Published online by Cambridge University Press: 30 June 2023
PRE-PANDEMIC INDONESIAN BANKING SECTOR: STRONG CAPITAL AND LOW RISK
Before the pandemic, Indonesia's banking sector performed positively, in line with the economic growth in the past few years. Having been through a few big economic crises, i.e., the Asian Financial Crisis (1997–98) and the Global Financial Crisis (2008), Indonesia's banking sector has come a long way and has continued to implement good governance and prudent risk management practices. Up to this day, the banking sector remains the most regulated industry in Indonesia as it is the backbone of the financial sector.
Over the years leading to the pandemic-led crisis, Indonesia's banking sector proved to be resilient and withstood episodes of economic slowdown with strong capital, sufficient liquidity and low credit risk. The banking sector's capital adequacy ratio was relatively stable at 23 per cent by the end of 2019 (Table 4.1). Credit risk was relatively low, as the non-performing loans (NPLs) remained below 3 per cent in the pre-pandemic years. Yet, credit growth had started a notable slowdown. By the end of 2019, credit recorded 6 per cent growth, declining from as high as 13 per cent in 2018 (Figure 4.1). Furthermore, banks’ liquidity was slightly tighter, as the loanto- deposit ratio was at 93.6 per cent by the end of 2019.
Credit growth generally moves in line with the pace of economic growth. During the commodity boom, the banking sector recorded strong growth. Credit disbursement managed to reach double-digit growth due to rising economic activities related to and/or derived from the commodity sectors. In 2010–13, credit growth recorded 20–25 per cent growth. Unfortunately, following the slowdown of China's economy, commodity prices started declining, which soon marked the end of Indonesia's commodity boom.
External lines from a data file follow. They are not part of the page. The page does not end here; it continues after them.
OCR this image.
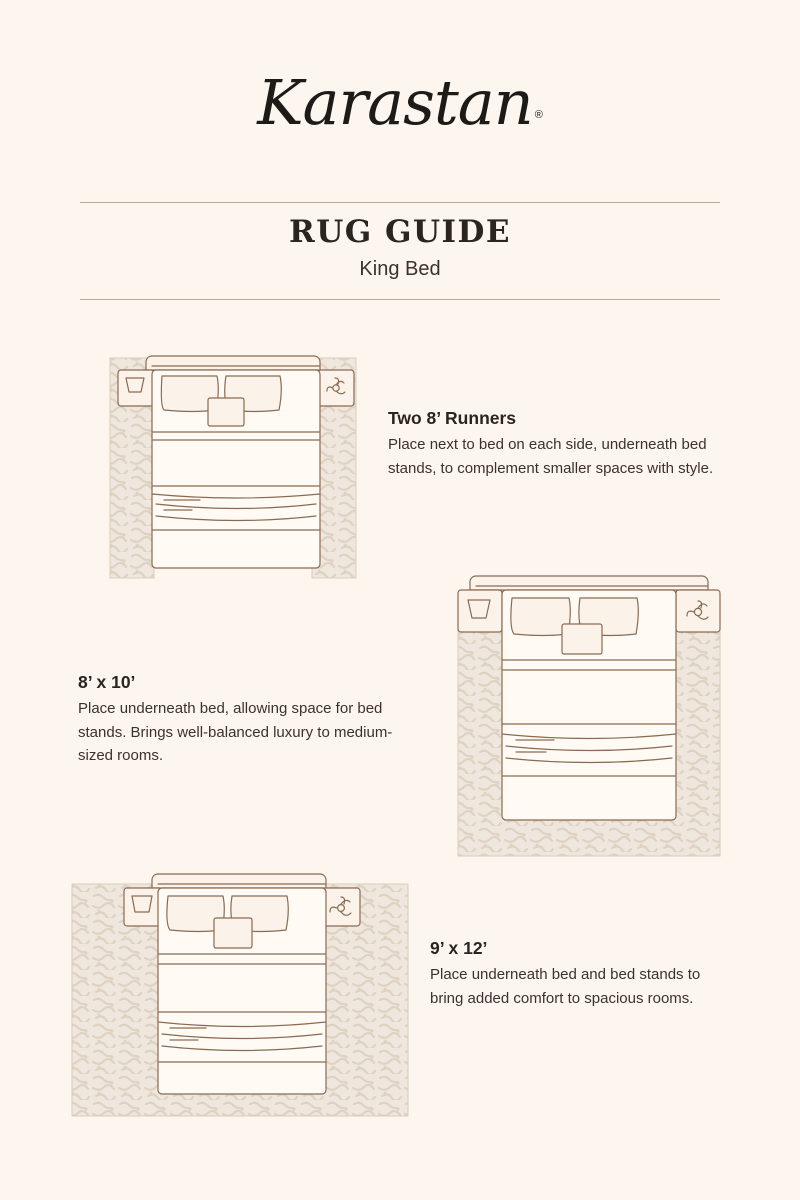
Karastan ®
RUG GUIDE
King Bed
Two 8’ Runners

Place next to bed on each side, underneath bed stands, to complement smaller spaces with style.

8’ x 10’

Place underneath bed, allowing space for bed stands. Brings well-balanced luxury to medium-sized rooms.

9’ x 12’

Place underneath bed and bed stands to bring added comfort to spacious rooms.
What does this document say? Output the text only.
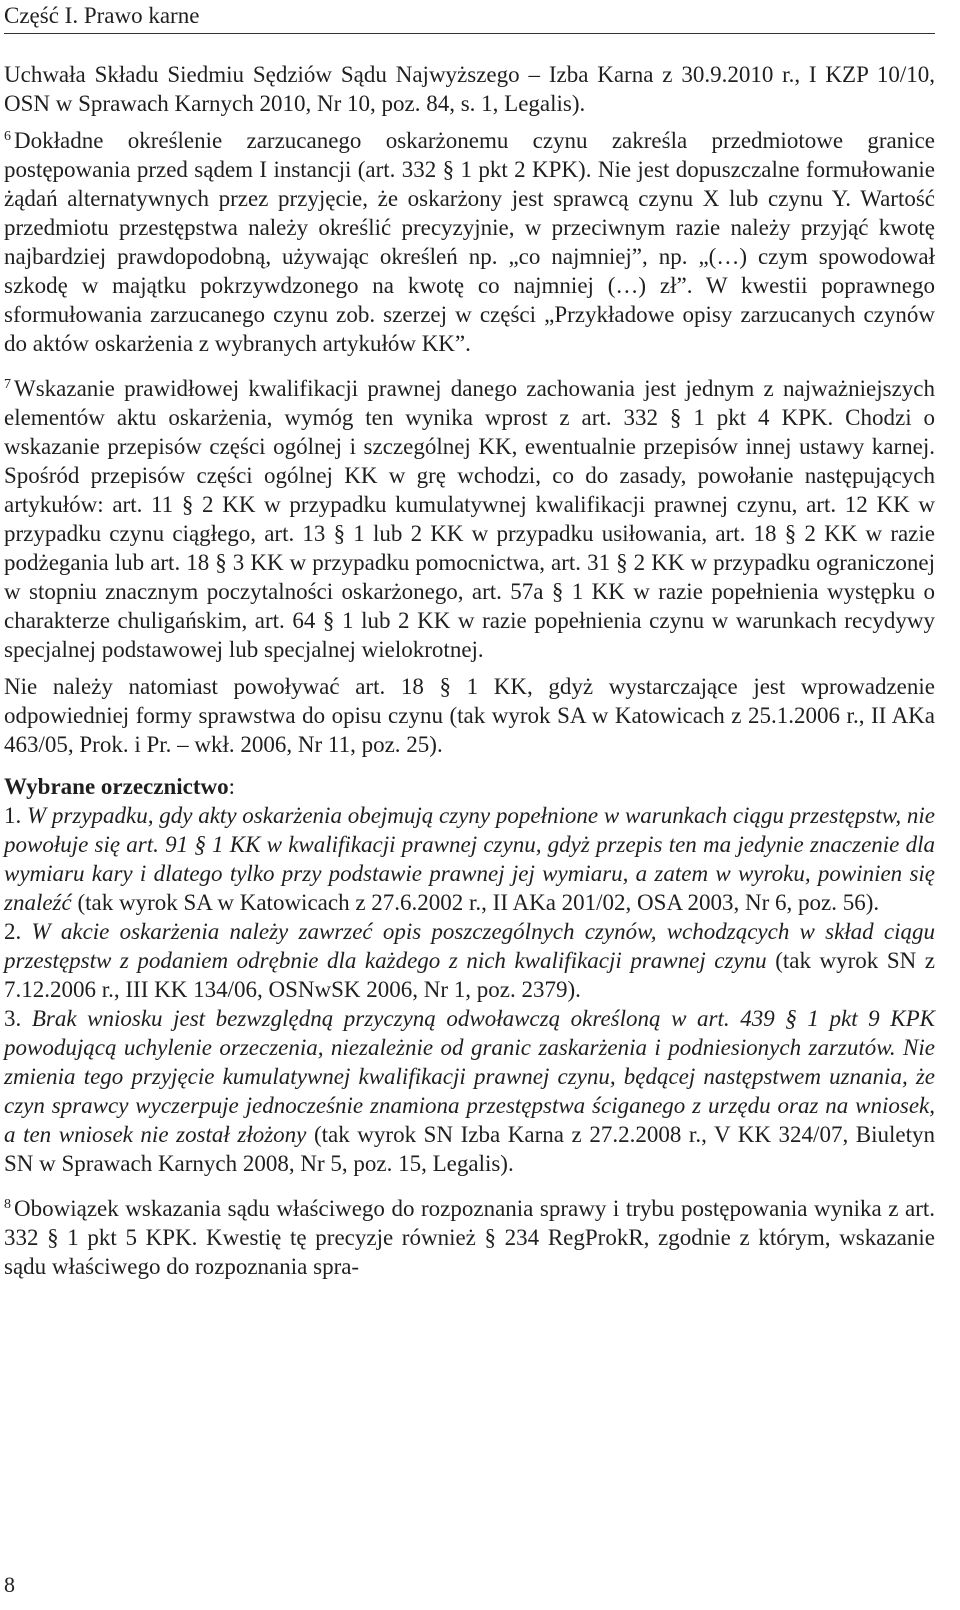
Część I. Prawo karne

Uchwała Składu Siedmiu Sędziów Sądu Najwyższego – Izba Karna z 30.9.2010 r., I KZP 10/10, OSN w Sprawach Karnych 2010, Nr 10, poz. 84, s. 1, Legalis).

$^6$ Dokładne określenie zarzucanego oskarżonemu czynu zakreśla przedmiotowe granice postępowania przed sądem I instancji (art. 332 § 1 pkt 2 KPK). Nie jest dopuszczalne formułowanie żądań alternatywnych przez przyjęcie, że oskarżony jest sprawcą czynu X lub czynu Y. Wartość przedmiotu przestępstwa należy określić precyzyjnie, w przeciwnym razie należy przyjąć kwotę najbardziej prawdopodobną, używając określeń np. „co najmniej”, np. „(…) czym spowodował szkodę w majątku pokrzywdzonego na kwotę co najmniej (…) zł”. W kwestii poprawnego sformułowania zarzucanego czynu zob. szerzej w części „Przykładowe opisy zarzucanych czynów do aktów oskarżenia z wybranych artykułów KK”.

$^7$ Wskazanie prawidłowej kwalifikacji prawnej danego zachowania jest jednym z najważniejszych elementów aktu oskarżenia, wymóg ten wynika wprost z art. 332 § 1 pkt 4 KPK. Chodzi o wskazanie przepisów części ogólnej i szczególnej KK, ewentualnie przepisów innej ustawy karnej. Spośród przepisów części ogólnej KK w grę wchodzi, co do zasady, powołanie następujących artykułów: art. 11 § 2 KK w przypadku kumulatywnej kwalifikacji prawnej czynu, art. 12 KK w przypadku czynu ciągłego, art. 13 § 1 lub 2 KK w przypadku usiłowania, art. 18 § 2 KK w razie podżegania lub art. 18 § 3 KK w przypadku pomocnictwa, art. 31 § 2 KK w przypadku ograniczonej w stopniu znacznym poczytalności oskarżonego, art. 57a § 1 KK w razie popełnienia występku o charakterze chuligańskim, art. 64 § 1 lub 2 KK w razie popełnienia czynu w warunkach recydywy specjalnej podstawowej lub specjalnej wielokrotnej.

Nie należy natomiast powoływać art. 18 § 1 KK, gdyż wystarczające jest wprowadzenie odpowiedniej formy sprawstwa do opisu czynu (tak wyrok SA w Katowicach z 25.1.2006 r., II AKa 463/05, Prok. i Pr. – wkł. 2006, Nr 11, poz. 25).

Wybrane orzecznictwo:

1. W przypadku, gdy akty oskarżenia obejmują czyny popełnione w warunkach ciągu przestępstw, nie powołuje się art. 91 § 1 KK w kwalifikacji prawnej czynu, gdyż przepis ten ma jedynie znaczenie dla wymiaru kary i dlatego tylko przy podstawie prawnej jej wymiaru, a zatem w wyroku, powinien się znaleźć (tak wyrok SA w Katowicach z 27.6.2002 r., II AKa 201/02, OSA 2003, Nr 6, poz. 56).

2. W akcie oskarżenia należy zawrzeć opis poszczególnych czynów, wchodzących w skład ciągu przestępstw z podaniem odrębnie dla każdego z nich kwalifikacji prawnej czynu (tak wyrok SN z 7.12.2006 r., III KK 134/06, OSNwSK 2006, Nr 1, poz. 2379).

3. Brak wniosku jest bezwzględną przyczyną odwoławczą określoną w art. 439 § 1 pkt 9 KPK powodującą uchylenie orzeczenia, niezależnie od granic zaskarżenia i podniesionych zarzutów. Nie zmienia tego przyjęcie kumulatywnej kwalifikacji prawnej czynu, będącej następstwem uznania, że czyn sprawcy wyczerpuje jednocześnie znamiona przestępstwa ściganego z urzędu oraz na wniosek, a ten wniosek nie został złożony (tak wyrok SN Izba Karna z 27.2.2008 r., V KK 324/07, Biuletyn SN w Sprawach Karnych 2008, Nr 5, poz. 15, Legalis).

$^8$ Obowiązek wskazania sądu właściwego do rozpoznania sprawy i trybu postępowania wynika z art. 332 § 1 pkt 5 KPK. Kwestię tę precyzje również § 234 RegProkR, zgodnie z którym, wskazanie sądu właściwego do rozpoznania spra-

8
Since 2016, credit growth has continued to decelerate to <10 per cent, which gives an indication of the significance of commodity sectors to the economy. The unfavourable global environment at the time—with rising geopolitical tensions between the US and China, which led to a trade war— had brought negative effects on global growth and then reduced global demand for commodities. The slowdown in credit was also shown by a continuously lowering loan growth to nominal GDP growth ratio in the last four to five years.